As someone who has dealt with trauma, I’ve consistently searched for ways to cope. Being an animal lover, I was drawn to a vegan and an environmentally friendly lifestyle at a young age. What I didn’t realize, however, was how these things overlap.
A recent study by the University of Colorado at Boulder and Loyola University shows a link between childhood trauma and public environmental engagement. The data indicates that those who experience trauma early in life, such as poverty, hunger, loss of a family member, or bullying, are more likely to engage in public-facing “green behavior” as adults. These behaviors include volunteering for an environmental cause, donating money, or writing letters to public officials.
Alternatively, other factors are linked to private “green behaviors,” such as reducing waste, recycling, conserving resources, and more. Early childhood experiences in nature, for instance, often correlate to positive environmental attitudes. However, the study states that childhood trauma is the only factor related to public-facing behaviors.

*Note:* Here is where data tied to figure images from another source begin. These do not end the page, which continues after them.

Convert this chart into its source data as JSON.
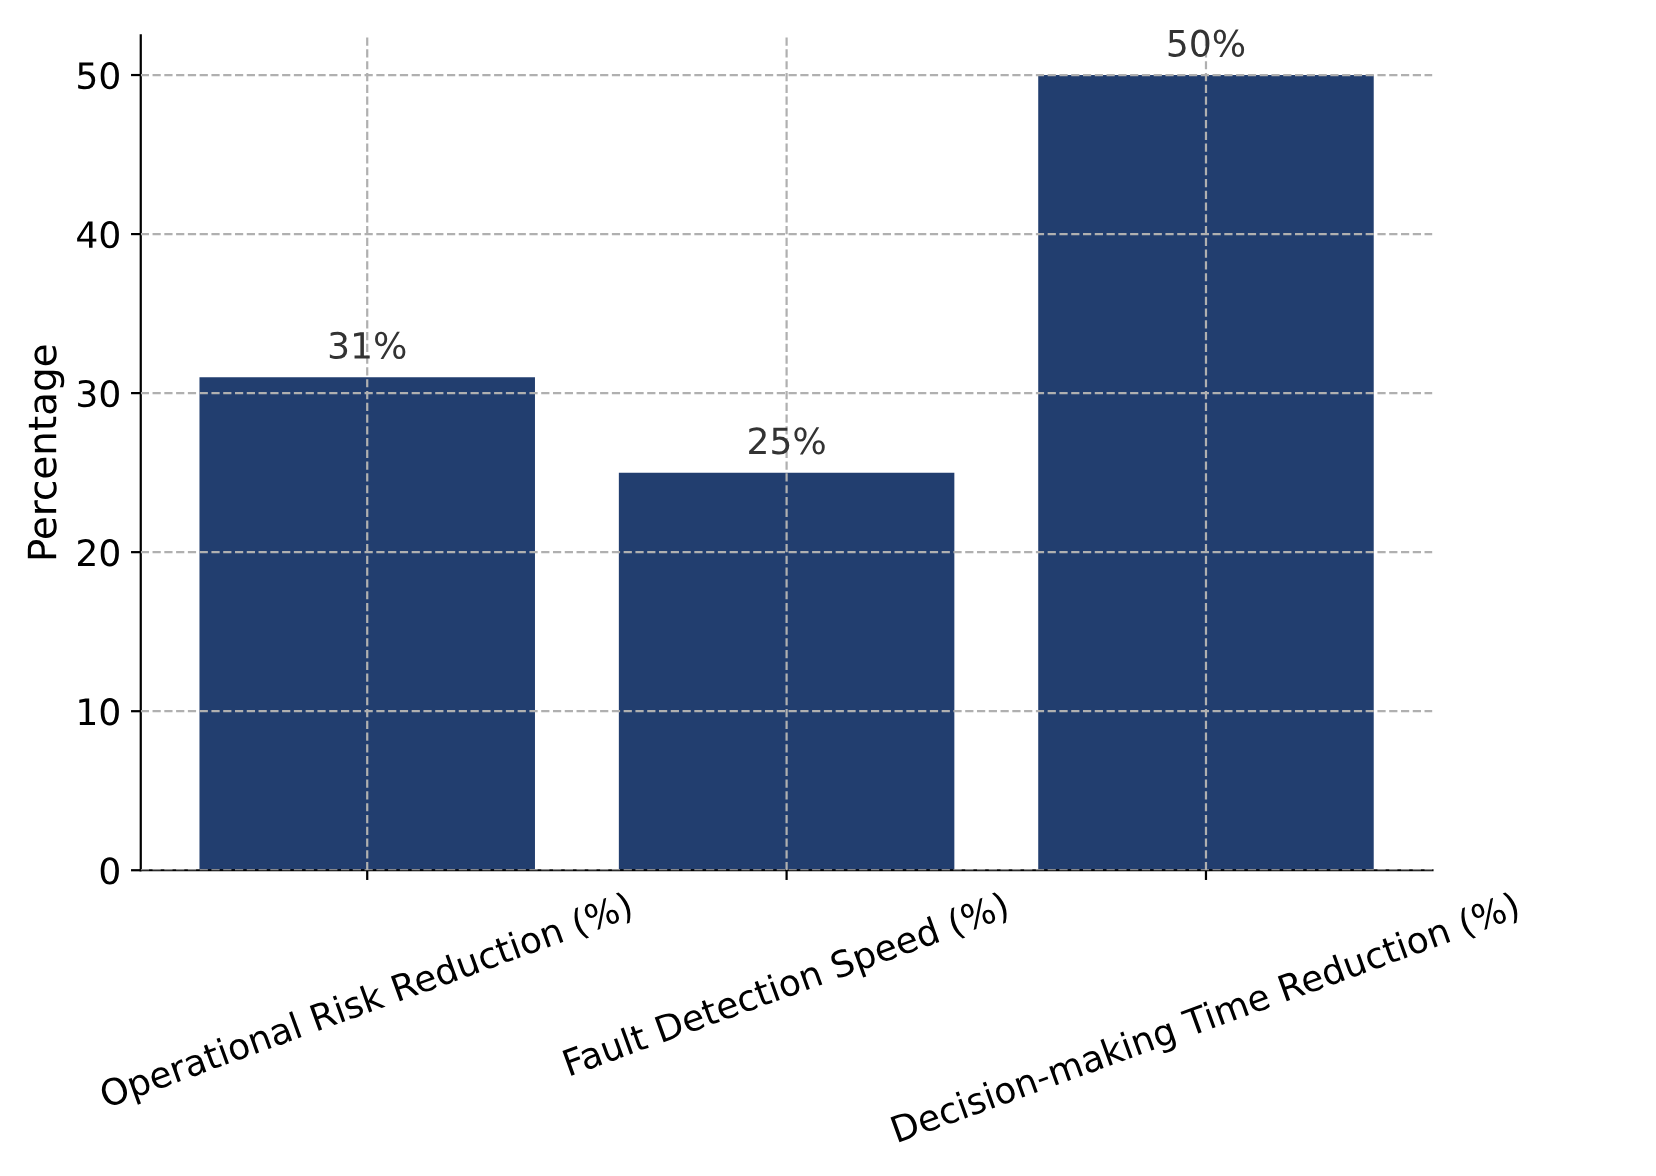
{
  "chart_data": {
    "type": "bar",
    "ylabel": "Percentage",
    "categories": [
      "Operational Risk Reduction (%)",
      "Fault Detection Speed (%)",
      "Decision-making Time Reduction (%)"
    ],
    "values": [
      31,
      25,
      50
    ],
    "color": "#223e6f",
    "value_labels": [
      "31%",
      "25%",
      "50%"
    ],
    "ylim": [
      0,
      52.5
    ],
    "yticks": [
      0,
      10,
      20,
      30,
      40,
      50
    ],
    "grid": true
  }
}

These findings, published in Scientific Reports, introduce a new way of looking at trauma. While there are plenty of negative effects of trauma (like depression, anxiety, aggression, and even physical health problems), adverse experiences in early life often lead to higher levels of empathy, compassion, and emotional intelligence. Psychology Today states that those who have survived difficult events are often more willing to reach out to others who are struggling. It makes sense for this compassion to extend into environmental matters. Perhaps traumatized individuals are more motivated to prevent others from suffering. “It could also partly be a coping mechanism, to attempt to keep bad things from happening to other people or living things,” said lead author Urooj Raja, a 2021 doctoral graduate of CU Boulder.

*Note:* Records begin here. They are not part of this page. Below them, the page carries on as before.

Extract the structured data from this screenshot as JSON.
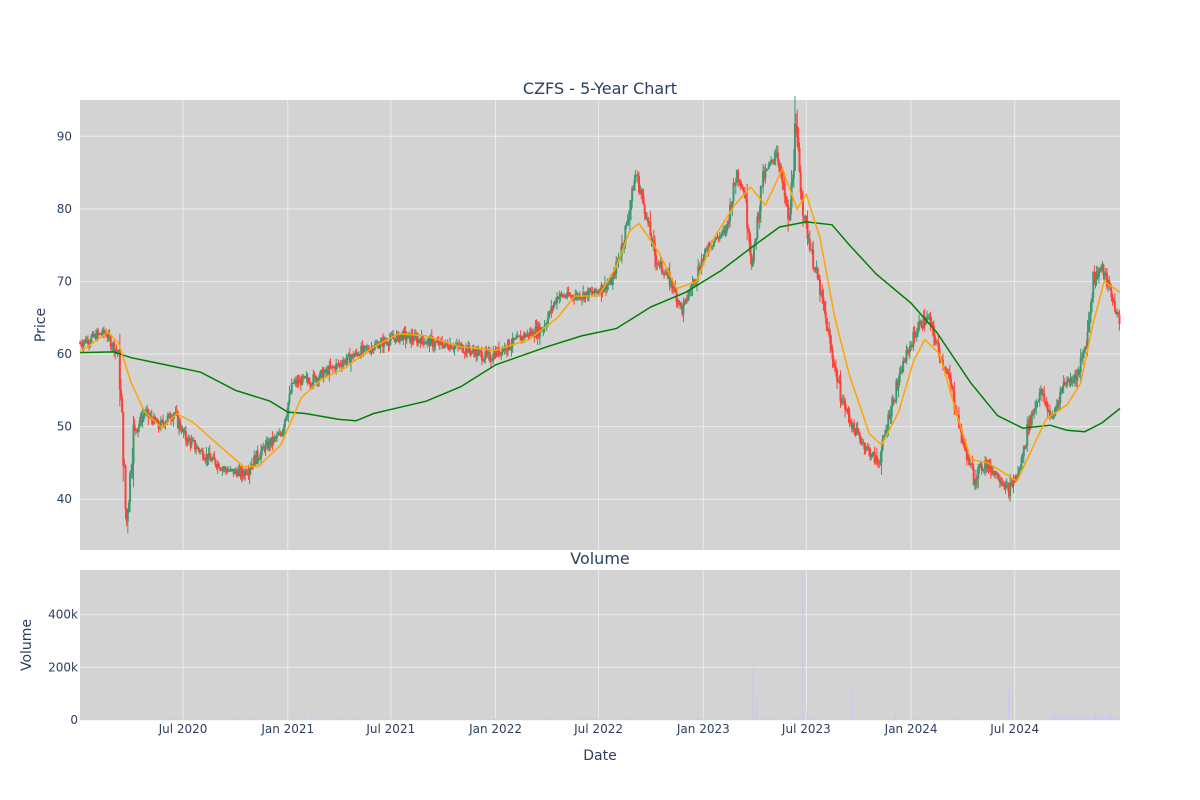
{
  "chart_data": {
    "title": "CZFS - 5-Year Chart",
    "subplot_title": "Volume",
    "xlabel": "Date",
    "colors": {
      "plot_bg": "#d3d3d3",
      "grid": "#ebebeb",
      "up": "#3d9970",
      "down": "#ff4136",
      "ma_short": "#ffa500",
      "ma_long": "#008000",
      "volume": "#c8c8f0",
      "text": "#2a3f5f"
    },
    "x_ticks": [
      "Jul 2020",
      "Jan 2021",
      "Jul 2021",
      "Jan 2022",
      "Jul 2022",
      "Jan 2023",
      "Jul 2023",
      "Jan 2024",
      "Jul 2024"
    ],
    "x_range": [
      "2020-01-02",
      "2025-01-02"
    ],
    "price_panel": {
      "type": "candlestick",
      "ylabel": "Price",
      "ylim": [
        33,
        95
      ],
      "y_ticks": [
        40,
        50,
        60,
        70,
        80,
        90
      ],
      "price_path": [
        [
          "2020-01-02",
          61.5
        ],
        [
          "2020-02-15",
          63
        ],
        [
          "2020-03-10",
          60
        ],
        [
          "2020-03-20",
          44
        ],
        [
          "2020-03-23",
          36
        ],
        [
          "2020-04-05",
          49
        ],
        [
          "2020-04-25",
          52
        ],
        [
          "2020-05-20",
          50
        ],
        [
          "2020-06-15",
          52
        ],
        [
          "2020-07-05",
          48.5
        ],
        [
          "2020-08-10",
          46
        ],
        [
          "2020-09-15",
          44
        ],
        [
          "2020-10-15",
          43.5
        ],
        [
          "2020-11-20",
          47
        ],
        [
          "2020-12-20",
          49
        ],
        [
          "2021-01-10",
          56
        ],
        [
          "2021-02-15",
          56.5
        ],
        [
          "2021-03-20",
          58
        ],
        [
          "2021-05-01",
          60
        ],
        [
          "2021-06-15",
          61.5
        ],
        [
          "2021-07-20",
          62.5
        ],
        [
          "2021-09-15",
          61.5
        ],
        [
          "2021-11-01",
          61
        ],
        [
          "2021-12-20",
          59.5
        ],
        [
          "2022-01-20",
          61
        ],
        [
          "2022-02-20",
          62.5
        ],
        [
          "2022-03-25",
          63.5
        ],
        [
          "2022-04-20",
          68
        ],
        [
          "2022-05-20",
          68
        ],
        [
          "2022-06-25",
          68.5
        ],
        [
          "2022-07-25",
          70
        ],
        [
          "2022-08-15",
          76
        ],
        [
          "2022-09-05",
          85
        ],
        [
          "2022-09-20",
          80
        ],
        [
          "2022-10-10",
          73
        ],
        [
          "2022-11-05",
          70
        ],
        [
          "2022-11-25",
          66
        ],
        [
          "2022-12-20",
          71
        ],
        [
          "2023-01-10",
          75
        ],
        [
          "2023-02-10",
          77
        ],
        [
          "2023-03-01",
          85
        ],
        [
          "2023-03-15",
          82
        ],
        [
          "2023-03-28",
          72
        ],
        [
          "2023-04-15",
          84
        ],
        [
          "2023-05-10",
          88
        ],
        [
          "2023-06-01",
          78
        ],
        [
          "2023-06-12",
          91
        ],
        [
          "2023-06-25",
          80
        ],
        [
          "2023-07-10",
          74
        ],
        [
          "2023-07-25",
          69
        ],
        [
          "2023-08-15",
          60
        ],
        [
          "2023-09-01",
          54
        ],
        [
          "2023-09-20",
          50
        ],
        [
          "2023-10-15",
          47
        ],
        [
          "2023-11-05",
          45
        ],
        [
          "2023-11-25",
          52
        ],
        [
          "2023-12-20",
          59
        ],
        [
          "2024-01-15",
          64
        ],
        [
          "2024-02-01",
          65
        ],
        [
          "2024-02-20",
          60
        ],
        [
          "2024-03-10",
          56
        ],
        [
          "2024-04-01",
          48
        ],
        [
          "2024-04-20",
          43
        ],
        [
          "2024-05-10",
          45
        ],
        [
          "2024-06-05",
          43
        ],
        [
          "2024-06-20",
          41
        ],
        [
          "2024-07-10",
          44
        ],
        [
          "2024-07-25",
          50
        ],
        [
          "2024-08-15",
          55
        ],
        [
          "2024-09-05",
          51
        ],
        [
          "2024-09-25",
          56
        ],
        [
          "2024-10-20",
          57
        ],
        [
          "2024-11-05",
          62
        ],
        [
          "2024-11-15",
          70
        ],
        [
          "2024-12-01",
          72
        ],
        [
          "2024-12-15",
          69
        ],
        [
          "2025-01-02",
          64
        ]
      ],
      "ma_short_path": [
        [
          "2020-01-02",
          60.3
        ],
        [
          "2020-02-20",
          63
        ],
        [
          "2020-03-10",
          61.5
        ],
        [
          "2020-04-01",
          56
        ],
        [
          "2020-04-25",
          52
        ],
        [
          "2020-05-25",
          49.8
        ],
        [
          "2020-06-20",
          51.8
        ],
        [
          "2020-07-20",
          50.5
        ],
        [
          "2020-09-01",
          47.5
        ],
        [
          "2020-10-15",
          44.5
        ],
        [
          "2020-11-10",
          44.5
        ],
        [
          "2020-12-20",
          47.5
        ],
        [
          "2021-01-25",
          54
        ],
        [
          "2021-03-01",
          56.5
        ],
        [
          "2021-04-10",
          58
        ],
        [
          "2021-06-01",
          61
        ],
        [
          "2021-07-15",
          62.8
        ],
        [
          "2021-09-01",
          62.5
        ],
        [
          "2021-11-01",
          61
        ],
        [
          "2022-01-01",
          60.5
        ],
        [
          "2022-03-01",
          62
        ],
        [
          "2022-04-20",
          65
        ],
        [
          "2022-05-20",
          68
        ],
        [
          "2022-07-01",
          68
        ],
        [
          "2022-08-01",
          72
        ],
        [
          "2022-08-25",
          77
        ],
        [
          "2022-09-10",
          78
        ],
        [
          "2022-10-15",
          74
        ],
        [
          "2022-11-15",
          69
        ],
        [
          "2022-12-20",
          70
        ],
        [
          "2023-01-20",
          76
        ],
        [
          "2023-02-25",
          80.5
        ],
        [
          "2023-03-25",
          83
        ],
        [
          "2023-04-20",
          80.5
        ],
        [
          "2023-05-20",
          85.5
        ],
        [
          "2023-06-15",
          80
        ],
        [
          "2023-07-01",
          82
        ],
        [
          "2023-07-25",
          76
        ],
        [
          "2023-08-20",
          65
        ],
        [
          "2023-09-15",
          57
        ],
        [
          "2023-10-20",
          49
        ],
        [
          "2023-11-10",
          47.5
        ],
        [
          "2023-12-10",
          52
        ],
        [
          "2024-01-05",
          59
        ],
        [
          "2024-01-25",
          62
        ],
        [
          "2024-02-20",
          60
        ],
        [
          "2024-03-20",
          52
        ],
        [
          "2024-04-15",
          45.5
        ],
        [
          "2024-05-15",
          45
        ],
        [
          "2024-06-15",
          43.5
        ],
        [
          "2024-07-05",
          42.5
        ],
        [
          "2024-08-01",
          47
        ],
        [
          "2024-08-25",
          51
        ],
        [
          "2024-10-01",
          53
        ],
        [
          "2024-10-25",
          56
        ],
        [
          "2024-11-15",
          64
        ],
        [
          "2024-12-05",
          70
        ],
        [
          "2025-01-02",
          68.5
        ]
      ],
      "ma_long_path": [
        [
          "2020-01-02",
          60.2
        ],
        [
          "2020-03-01",
          60.3
        ],
        [
          "2020-04-01",
          59.5
        ],
        [
          "2020-06-01",
          58.5
        ],
        [
          "2020-08-01",
          57.5
        ],
        [
          "2020-10-01",
          55
        ],
        [
          "2020-12-01",
          53.5
        ],
        [
          "2021-01-01",
          52
        ],
        [
          "2021-02-01",
          51.8
        ],
        [
          "2021-04-01",
          51
        ],
        [
          "2021-05-01",
          50.8
        ],
        [
          "2021-06-01",
          51.8
        ],
        [
          "2021-09-01",
          53.5
        ],
        [
          "2021-11-01",
          55.5
        ],
        [
          "2022-01-01",
          58.5
        ],
        [
          "2022-04-01",
          61
        ],
        [
          "2022-06-01",
          62.5
        ],
        [
          "2022-08-01",
          63.5
        ],
        [
          "2022-10-01",
          66.5
        ],
        [
          "2022-12-01",
          68.5
        ],
        [
          "2023-02-01",
          71.5
        ],
        [
          "2023-04-01",
          75
        ],
        [
          "2023-05-15",
          77.5
        ],
        [
          "2023-07-01",
          78.2
        ],
        [
          "2023-08-15",
          77.8
        ],
        [
          "2023-09-15",
          75
        ],
        [
          "2023-11-01",
          71
        ],
        [
          "2024-01-01",
          67
        ],
        [
          "2024-02-15",
          63
        ],
        [
          "2024-04-15",
          56
        ],
        [
          "2024-06-01",
          51.5
        ],
        [
          "2024-07-15",
          49.8
        ],
        [
          "2024-09-01",
          50.2
        ],
        [
          "2024-10-01",
          49.5
        ],
        [
          "2024-11-01",
          49.3
        ],
        [
          "2024-12-01",
          50.5
        ],
        [
          "2025-01-02",
          52.5
        ]
      ]
    },
    "volume_panel": {
      "type": "bar",
      "ylabel": "Volume",
      "ylim": [
        0,
        570000
      ],
      "y_ticks": [
        0,
        200000,
        400000
      ],
      "y_tick_labels": [
        "0",
        "200k",
        "400k"
      ],
      "baseline_volume": 3000,
      "spikes": [
        [
          "2021-02-10",
          18000
        ],
        [
          "2022-06-01",
          7000
        ],
        [
          "2023-03-30",
          200000
        ],
        [
          "2023-04-05",
          90000
        ],
        [
          "2023-06-25",
          550000
        ],
        [
          "2023-07-03",
          40000
        ],
        [
          "2023-09-20",
          110000
        ],
        [
          "2023-12-05",
          25000
        ],
        [
          "2024-06-20",
          120000
        ],
        [
          "2024-09-10",
          30000
        ],
        [
          "2024-11-20",
          40000
        ],
        [
          "2024-12-15",
          35000
        ]
      ]
    }
  }
}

Of course, not all environmental activists have experienced trauma. So what else influences a “green” attitude? Unfortunately, according to Forbes, environmental knowledge alone is not linked to action. Other factors that are associated with green behavior include cultural values, government intervention, and social interaction.
According to the Association for Psychological Science, different factors motivate individuals from different backgrounds. Cultural values influence every aspect of life, and environmental engagement is no different. People from individualistic cultures are more likely to be motivated by personal concerns, for instance, while those from collectivist cultures are more motivated by social norms. It is important to understand the intersection between culture and worldview.
Government intervention also plays a role. Research in the Journal of Environmental Management shows that “in the absence of government regulation, residents have little motivation to actively choose green consumption.” Instead, a combination of government subsidies and penalties is most effective in motivating residents to make environmentally friendly choices. The Journal of Environmental Management also states that interactions between residents can influence behavior patterns. Having a greater number of neighbors following government policies pushes more residents toward environmentally friendly practices.
If you too have struggled against trauma, knowing that negative events have also empowered you to care about the environment may be a powerful tool in your self-healing.